In the early 1960s fastbacks enjoyed some popularity in such sporty cars as the Chevrolet Corvette and the Studebaker Avanti. This was the sporty market that AMC wanted to tap into. Their chief stylist Richard Teague had sensed this too and had AMC stylists develop a concept fastback version of the compact Rambler American. It was called the Tarpon, and was first displayed at the 1964 convention of the Society of Automotive Engineers in Detroit. The Tarpon was popular with the engineers, and this, plus favourable responses in California and Chicago showings, convinced AMC that they were on the right path.

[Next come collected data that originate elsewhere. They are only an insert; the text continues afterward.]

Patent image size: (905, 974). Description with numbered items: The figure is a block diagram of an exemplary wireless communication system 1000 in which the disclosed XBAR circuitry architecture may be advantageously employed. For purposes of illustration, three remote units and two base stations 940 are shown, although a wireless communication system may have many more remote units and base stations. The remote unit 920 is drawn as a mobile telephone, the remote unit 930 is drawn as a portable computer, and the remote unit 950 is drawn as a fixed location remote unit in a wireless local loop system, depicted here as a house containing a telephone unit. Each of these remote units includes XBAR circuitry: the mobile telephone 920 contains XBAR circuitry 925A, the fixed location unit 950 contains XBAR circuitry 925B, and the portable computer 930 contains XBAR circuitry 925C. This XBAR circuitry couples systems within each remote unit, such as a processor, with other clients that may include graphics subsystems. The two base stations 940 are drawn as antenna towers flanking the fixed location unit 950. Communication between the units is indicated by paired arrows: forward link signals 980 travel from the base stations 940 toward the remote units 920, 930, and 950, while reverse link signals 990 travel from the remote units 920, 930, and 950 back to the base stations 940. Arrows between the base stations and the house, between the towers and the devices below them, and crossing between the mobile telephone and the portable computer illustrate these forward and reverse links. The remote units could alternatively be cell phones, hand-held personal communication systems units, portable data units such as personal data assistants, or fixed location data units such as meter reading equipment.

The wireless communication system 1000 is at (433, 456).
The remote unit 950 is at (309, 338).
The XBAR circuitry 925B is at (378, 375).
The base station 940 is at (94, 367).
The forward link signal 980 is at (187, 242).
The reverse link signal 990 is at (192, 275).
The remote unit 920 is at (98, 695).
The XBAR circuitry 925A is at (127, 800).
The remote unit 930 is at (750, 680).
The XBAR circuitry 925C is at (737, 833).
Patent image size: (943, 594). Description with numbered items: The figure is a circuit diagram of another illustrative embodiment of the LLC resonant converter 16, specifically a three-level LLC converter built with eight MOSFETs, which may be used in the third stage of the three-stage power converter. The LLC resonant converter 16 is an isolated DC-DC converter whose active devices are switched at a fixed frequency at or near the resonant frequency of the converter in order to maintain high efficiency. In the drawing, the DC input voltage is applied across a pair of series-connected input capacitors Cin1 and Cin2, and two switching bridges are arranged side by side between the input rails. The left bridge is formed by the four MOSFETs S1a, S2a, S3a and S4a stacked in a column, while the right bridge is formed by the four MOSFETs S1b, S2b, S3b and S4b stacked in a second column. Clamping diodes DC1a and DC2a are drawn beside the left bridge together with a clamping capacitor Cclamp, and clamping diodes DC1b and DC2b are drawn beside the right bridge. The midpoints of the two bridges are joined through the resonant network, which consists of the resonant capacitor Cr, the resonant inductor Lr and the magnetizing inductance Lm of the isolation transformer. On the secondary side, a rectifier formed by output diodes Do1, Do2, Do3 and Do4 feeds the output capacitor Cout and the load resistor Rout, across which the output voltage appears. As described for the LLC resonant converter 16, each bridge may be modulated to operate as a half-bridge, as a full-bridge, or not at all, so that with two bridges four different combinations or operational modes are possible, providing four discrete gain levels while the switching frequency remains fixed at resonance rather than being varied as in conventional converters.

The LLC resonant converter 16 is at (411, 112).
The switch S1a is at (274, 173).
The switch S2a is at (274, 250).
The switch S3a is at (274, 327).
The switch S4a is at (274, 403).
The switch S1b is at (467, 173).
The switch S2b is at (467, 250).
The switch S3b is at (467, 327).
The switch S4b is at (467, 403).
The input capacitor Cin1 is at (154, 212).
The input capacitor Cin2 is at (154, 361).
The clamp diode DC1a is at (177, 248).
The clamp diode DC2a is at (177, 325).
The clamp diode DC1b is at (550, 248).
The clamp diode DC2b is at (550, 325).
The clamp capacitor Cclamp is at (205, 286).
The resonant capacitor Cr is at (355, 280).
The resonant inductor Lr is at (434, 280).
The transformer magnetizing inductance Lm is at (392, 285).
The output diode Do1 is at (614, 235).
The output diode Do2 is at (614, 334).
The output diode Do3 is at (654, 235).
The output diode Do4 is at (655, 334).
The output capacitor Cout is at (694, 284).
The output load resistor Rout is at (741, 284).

Then, unexpectedly, AMC president Abernethy decreed that they would not be proceeding with a production Tarpon. In Detroit’s bigger is better tradition (Abernethy was an old Packard man), he wanted something bigger, a fastback version of the company’s mid-size Rambler Classic. It would be a kind of 3+3, rather than the usual sporty 2+2.

Teague styled a new car which they called the Rambler Marlin. It was based on the larger Classic, but unfortunately, what looked nicely proportioned on the 2,692 mm (106 in.) Rambler American wheelbase, took on a different character on the Classic’s 2,845 mm (112 in.) wheelbase. Whereas the Tarpon’s 1,333 mm (52.5-in.) height and 4,572 mm (180 in.) length had given it a svelte, sleek appearance, the Marlin, at 38 mm (1.5 in.) taller and 381 mm (15 in.) longer looked ungainly.

The Marlin was neither a compact sporty fastback nor a regular six-passenger sedan. And while it was meant to appeal to the newly identified youth market, those buyers didn’t want a huge, six-passenger car. And family car buyers preferred four doors and a larger trunk. The Marlin was, therefore, a little like a fish out of water.

It wasn’t very exciting mechanically either. Base power for the Marlin was the corporation’s sturdy if prosaic 3.8-litre (232 cu in.), 145 horsepower overhead valve inline six. Optional were overhead valve 4.7 and 5.4-litre (287 and 327 cu in) V8s producing 198 and 270 horsepower. The Marlin came with an automatic transmission only, which was a serious deficiency in the sporty market segment.

AMC introduced the Marlin as a mid-1965 model. It generated an initial flush of interest, and in spite of being only a half-year model a respectable 10,327 ’65 Marlins were sold.

There was little change in the 1966 Marlin, and interest in AMC’s fastback plunged. Only 4,547 ’66s were sold; apparently almost everybody who wanted a Marlin had bought one in 1965.

Action was required, so AMC asked Teague to have another try at the shell game by basing the 1967 Marlin on the company’s even larger Ambassador model. This resulted in a 152 mm (6.0 in.) longer wheelbase, bringing it to 2,997 mm (118 in.). And at 5,118 mm (201.5 in.), it was 165 mm (6.5 in.) longer over all. The Marlin was big before, and it was even bigger now.

Surprisingly, the increase made the Marlin a better looking car, and some new interest was generated. But again, it didn’t translate into many sales. In spite of such available options as 280 horsepower, a tachometer, disc brakes, and a four-on-the-floor manual transmission, only 2,545 ’67s were sold.

“Longer, lower and wider” didn’t revive the market for the bigger Marlin, and AMC’s failed attempt at an oversize sporty car ended in 1967. The Marlin was gone, and so was Abernethy. AMC wisely turned its fastback attention to its far more successful Javelin pony car.